The court also refused the woman's claim for compensation from the company, according to a recently disclosed court case.

The case has sparked widespread discussion on social media platforms. Some netizens said the company's actions may infringe on employees' privacy, while others argued that the installation of cameras in an office space is a normal practice and employees should not obstruct them.

In June 2019, the company installed several high-definition cameras in the workplace. One of them was positioned above the workstation of the female employee, who was concerned it would violate her privacy.

Consequently, she used two umbrellas to block the camera.
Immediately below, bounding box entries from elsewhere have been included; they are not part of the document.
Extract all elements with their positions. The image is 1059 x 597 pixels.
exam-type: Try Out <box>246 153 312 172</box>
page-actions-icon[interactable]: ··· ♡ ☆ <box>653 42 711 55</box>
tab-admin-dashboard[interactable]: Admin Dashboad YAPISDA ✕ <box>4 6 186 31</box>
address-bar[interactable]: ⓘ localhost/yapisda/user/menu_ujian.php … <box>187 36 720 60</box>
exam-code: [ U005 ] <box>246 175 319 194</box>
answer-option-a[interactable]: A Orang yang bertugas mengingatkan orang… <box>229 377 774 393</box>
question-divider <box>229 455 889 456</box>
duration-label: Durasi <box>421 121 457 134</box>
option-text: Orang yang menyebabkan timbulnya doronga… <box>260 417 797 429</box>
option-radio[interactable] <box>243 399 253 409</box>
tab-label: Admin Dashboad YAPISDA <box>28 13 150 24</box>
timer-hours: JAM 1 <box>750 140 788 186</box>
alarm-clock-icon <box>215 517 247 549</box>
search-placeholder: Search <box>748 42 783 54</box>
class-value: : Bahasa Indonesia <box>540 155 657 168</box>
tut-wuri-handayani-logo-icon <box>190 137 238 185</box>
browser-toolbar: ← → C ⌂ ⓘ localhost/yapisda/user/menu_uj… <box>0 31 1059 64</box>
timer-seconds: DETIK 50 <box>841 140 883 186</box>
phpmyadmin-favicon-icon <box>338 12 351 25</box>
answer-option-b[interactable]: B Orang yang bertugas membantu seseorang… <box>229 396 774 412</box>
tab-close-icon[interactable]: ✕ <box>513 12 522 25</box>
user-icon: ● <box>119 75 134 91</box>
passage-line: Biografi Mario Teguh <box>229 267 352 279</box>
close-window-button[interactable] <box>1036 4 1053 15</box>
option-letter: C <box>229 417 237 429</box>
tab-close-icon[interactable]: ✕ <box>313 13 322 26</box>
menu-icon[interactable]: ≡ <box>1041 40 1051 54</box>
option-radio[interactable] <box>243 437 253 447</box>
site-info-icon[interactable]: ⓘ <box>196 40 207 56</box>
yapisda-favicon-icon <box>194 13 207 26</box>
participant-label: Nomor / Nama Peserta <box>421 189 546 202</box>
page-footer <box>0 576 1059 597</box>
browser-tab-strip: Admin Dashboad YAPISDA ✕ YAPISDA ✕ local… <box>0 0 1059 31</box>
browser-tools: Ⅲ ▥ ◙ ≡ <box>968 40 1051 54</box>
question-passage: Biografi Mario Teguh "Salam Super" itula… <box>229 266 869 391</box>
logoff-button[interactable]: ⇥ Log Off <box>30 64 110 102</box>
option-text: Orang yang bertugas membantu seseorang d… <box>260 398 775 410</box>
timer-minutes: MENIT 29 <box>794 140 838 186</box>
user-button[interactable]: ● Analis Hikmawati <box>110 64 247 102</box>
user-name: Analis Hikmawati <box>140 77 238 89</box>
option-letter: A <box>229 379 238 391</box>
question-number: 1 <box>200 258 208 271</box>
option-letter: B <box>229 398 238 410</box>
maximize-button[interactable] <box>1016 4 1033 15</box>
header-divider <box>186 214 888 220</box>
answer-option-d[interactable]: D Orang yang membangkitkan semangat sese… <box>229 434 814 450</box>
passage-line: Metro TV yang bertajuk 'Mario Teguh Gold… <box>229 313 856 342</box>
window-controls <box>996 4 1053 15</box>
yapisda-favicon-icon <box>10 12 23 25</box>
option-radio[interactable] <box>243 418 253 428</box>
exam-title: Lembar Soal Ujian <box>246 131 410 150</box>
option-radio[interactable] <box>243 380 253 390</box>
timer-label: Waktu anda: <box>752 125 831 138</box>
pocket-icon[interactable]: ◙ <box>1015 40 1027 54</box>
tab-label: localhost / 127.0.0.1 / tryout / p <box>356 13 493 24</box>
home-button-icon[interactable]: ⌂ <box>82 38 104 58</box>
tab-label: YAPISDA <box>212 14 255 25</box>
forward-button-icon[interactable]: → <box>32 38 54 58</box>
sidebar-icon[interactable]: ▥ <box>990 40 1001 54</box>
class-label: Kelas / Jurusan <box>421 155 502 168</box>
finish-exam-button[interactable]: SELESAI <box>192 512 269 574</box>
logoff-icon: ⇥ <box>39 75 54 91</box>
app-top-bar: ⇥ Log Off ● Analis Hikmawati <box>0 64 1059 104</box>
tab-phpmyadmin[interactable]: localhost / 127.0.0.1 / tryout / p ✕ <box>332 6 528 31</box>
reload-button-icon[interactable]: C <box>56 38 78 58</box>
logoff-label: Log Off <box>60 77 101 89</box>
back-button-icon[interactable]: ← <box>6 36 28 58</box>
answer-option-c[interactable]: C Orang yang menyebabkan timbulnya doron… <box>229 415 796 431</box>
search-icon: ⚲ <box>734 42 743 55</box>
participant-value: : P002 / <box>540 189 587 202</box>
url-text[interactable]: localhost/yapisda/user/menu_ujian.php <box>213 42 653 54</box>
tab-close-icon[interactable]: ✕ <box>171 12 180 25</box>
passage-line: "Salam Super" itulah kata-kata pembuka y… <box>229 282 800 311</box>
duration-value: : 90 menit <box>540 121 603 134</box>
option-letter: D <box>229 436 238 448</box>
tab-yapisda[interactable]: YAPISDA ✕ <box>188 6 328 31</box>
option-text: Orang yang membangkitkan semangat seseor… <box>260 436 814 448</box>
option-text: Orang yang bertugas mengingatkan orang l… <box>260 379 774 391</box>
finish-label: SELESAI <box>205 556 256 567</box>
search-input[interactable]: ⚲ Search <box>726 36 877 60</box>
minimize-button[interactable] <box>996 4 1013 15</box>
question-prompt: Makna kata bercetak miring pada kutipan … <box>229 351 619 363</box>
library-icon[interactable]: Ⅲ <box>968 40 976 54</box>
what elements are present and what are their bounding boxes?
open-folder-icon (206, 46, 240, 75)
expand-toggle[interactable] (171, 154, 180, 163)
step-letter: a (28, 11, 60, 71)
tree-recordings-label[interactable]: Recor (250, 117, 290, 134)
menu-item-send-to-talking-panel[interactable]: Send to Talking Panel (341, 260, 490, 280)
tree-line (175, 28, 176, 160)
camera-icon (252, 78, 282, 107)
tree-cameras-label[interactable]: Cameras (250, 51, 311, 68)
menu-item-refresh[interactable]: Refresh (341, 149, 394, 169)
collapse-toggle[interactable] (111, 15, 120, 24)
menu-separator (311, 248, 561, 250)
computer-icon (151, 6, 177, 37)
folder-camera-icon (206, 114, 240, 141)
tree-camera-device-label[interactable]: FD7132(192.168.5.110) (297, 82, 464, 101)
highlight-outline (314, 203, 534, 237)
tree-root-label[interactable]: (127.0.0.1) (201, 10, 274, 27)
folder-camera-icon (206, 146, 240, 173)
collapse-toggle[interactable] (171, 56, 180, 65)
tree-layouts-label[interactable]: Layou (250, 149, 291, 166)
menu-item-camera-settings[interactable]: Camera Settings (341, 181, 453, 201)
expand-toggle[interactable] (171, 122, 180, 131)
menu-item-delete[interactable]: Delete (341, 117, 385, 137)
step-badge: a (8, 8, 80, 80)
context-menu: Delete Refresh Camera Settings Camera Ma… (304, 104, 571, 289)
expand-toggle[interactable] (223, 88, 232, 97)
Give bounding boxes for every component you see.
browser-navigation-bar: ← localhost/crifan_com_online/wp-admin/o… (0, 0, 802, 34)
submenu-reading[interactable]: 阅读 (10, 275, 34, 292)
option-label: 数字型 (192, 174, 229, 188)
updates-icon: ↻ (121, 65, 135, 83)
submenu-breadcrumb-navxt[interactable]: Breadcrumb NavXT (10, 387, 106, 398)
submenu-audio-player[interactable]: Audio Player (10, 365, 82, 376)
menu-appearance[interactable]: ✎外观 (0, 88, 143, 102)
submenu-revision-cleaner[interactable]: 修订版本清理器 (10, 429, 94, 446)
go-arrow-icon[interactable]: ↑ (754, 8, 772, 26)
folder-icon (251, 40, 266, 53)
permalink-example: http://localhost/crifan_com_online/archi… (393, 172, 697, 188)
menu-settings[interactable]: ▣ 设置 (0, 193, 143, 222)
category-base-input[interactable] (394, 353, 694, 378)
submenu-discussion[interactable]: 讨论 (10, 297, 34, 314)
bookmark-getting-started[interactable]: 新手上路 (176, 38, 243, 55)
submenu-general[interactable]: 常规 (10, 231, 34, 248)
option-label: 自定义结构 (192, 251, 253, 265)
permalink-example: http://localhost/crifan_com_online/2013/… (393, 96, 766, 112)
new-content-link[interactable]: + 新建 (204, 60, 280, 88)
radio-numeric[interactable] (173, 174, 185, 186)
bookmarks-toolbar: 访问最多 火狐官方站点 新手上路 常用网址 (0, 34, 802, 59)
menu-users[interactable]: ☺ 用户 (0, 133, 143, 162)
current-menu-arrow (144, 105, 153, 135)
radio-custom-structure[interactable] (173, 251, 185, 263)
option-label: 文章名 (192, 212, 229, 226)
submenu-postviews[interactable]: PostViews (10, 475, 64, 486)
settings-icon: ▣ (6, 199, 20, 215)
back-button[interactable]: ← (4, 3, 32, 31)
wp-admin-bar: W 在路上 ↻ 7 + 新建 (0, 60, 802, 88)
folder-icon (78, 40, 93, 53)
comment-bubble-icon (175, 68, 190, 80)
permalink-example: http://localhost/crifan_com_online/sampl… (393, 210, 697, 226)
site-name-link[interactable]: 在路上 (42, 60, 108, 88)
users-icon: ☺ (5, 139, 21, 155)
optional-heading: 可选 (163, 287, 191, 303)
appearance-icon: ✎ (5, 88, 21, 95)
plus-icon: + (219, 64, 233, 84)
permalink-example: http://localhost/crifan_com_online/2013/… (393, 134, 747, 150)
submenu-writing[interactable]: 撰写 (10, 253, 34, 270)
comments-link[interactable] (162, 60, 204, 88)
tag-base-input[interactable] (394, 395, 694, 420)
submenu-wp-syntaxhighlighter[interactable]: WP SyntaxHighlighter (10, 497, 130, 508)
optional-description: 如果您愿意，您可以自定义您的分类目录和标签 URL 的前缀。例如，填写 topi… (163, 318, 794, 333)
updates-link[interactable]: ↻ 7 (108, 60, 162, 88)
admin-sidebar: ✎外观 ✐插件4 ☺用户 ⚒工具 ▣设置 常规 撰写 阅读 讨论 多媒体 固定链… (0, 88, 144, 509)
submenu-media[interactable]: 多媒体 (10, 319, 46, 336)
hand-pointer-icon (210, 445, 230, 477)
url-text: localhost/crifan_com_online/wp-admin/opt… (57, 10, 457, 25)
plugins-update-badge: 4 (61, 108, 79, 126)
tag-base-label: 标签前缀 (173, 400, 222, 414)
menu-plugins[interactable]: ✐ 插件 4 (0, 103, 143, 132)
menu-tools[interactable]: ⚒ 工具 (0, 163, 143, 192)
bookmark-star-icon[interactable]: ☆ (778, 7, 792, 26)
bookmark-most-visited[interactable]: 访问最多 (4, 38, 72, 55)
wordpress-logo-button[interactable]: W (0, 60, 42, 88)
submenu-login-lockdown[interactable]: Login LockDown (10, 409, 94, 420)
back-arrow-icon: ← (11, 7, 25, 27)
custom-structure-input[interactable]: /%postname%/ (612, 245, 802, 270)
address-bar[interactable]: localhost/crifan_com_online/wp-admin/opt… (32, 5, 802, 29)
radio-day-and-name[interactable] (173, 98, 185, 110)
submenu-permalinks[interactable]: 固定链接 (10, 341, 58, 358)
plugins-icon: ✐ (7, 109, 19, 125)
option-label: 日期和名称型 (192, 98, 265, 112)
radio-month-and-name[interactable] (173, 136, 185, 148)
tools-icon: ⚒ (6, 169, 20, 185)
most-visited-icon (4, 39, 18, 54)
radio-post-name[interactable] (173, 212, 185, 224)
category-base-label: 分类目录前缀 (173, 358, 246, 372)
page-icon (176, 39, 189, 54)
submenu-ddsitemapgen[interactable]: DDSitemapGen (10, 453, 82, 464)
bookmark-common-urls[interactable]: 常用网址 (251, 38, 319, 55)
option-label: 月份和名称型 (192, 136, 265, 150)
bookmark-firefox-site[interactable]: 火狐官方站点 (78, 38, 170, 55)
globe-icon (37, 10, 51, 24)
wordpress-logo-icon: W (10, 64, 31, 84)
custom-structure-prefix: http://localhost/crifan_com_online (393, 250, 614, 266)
Despite repeated talks with the employee and two warning letters from the company's human resources manager, she continued to use the umbrellas at her workstation.

A month later, the company terminated her employment contract, citing serious disciplinary violations for using the umbrellas at her workstation.

After being dismissed, the employee demanded the company pay her about 335,000 yuan ($46,000) in compensation for unlawful termination. After two trials and a retrial, the Guangdong Provincial High People's Court concluded that the company's decision to terminate the contract was legal and reasonable, and rejected the employee's compensation claim.

The ruling said the company installed the cameras to ensure the safety of personnel, property and materials in the workplace, which is a common and legitimate practice. The cameras were installed in areas where multiple people work and were typically positioned in upper corners.

The employee claimed that the camera above her workstation could easily violate her privacy, but she provided no evidence to support her claim. The high court also said that she did not comply with the company's request to remove the umbrellas and refused to correct her actions after receiving the two warning letters from the HR manager, which disrupted normal work order and had a negative impact on other employees. Therefore, the company had the right to terminate the labor contract with the employee.

Lou Yu, a law professor at the China University of Political Science and Law, noted that from a labor law perspective, if an employer needs to monitor employees' work, it should be included in the company's regulations or employment contracts.

Companies are required to publicize regulations on monitoring and solicit employee opinions, he said.

Employers must obtain employees' consent and ensure that monitoring is necessary for productivity. The need for monitoring can be stipulated in contracts, regulations or collective agreements, he said.

"Companies must ensure personal surveillance information is used solely for production and operational purposes and not provided to others or used for other purposes to prevent the leakage of personal information," he said.

Huang Leping, head of the Beijing Yilian Legal Aid and Research Center of Labor, said that installing surveillance cameras in the workplace falls within the scope of a company's management rights. He emphasized that while companies can install surveillance equipment to strengthen management, they must not infringe on employees' privacy rights.

Employees who believe their privacy rights are infringed upon due to such cameras can lodge complaints with their local trade unions or labor inspection departments, he said, adding that it is more appropriate for a third party to settle the matter.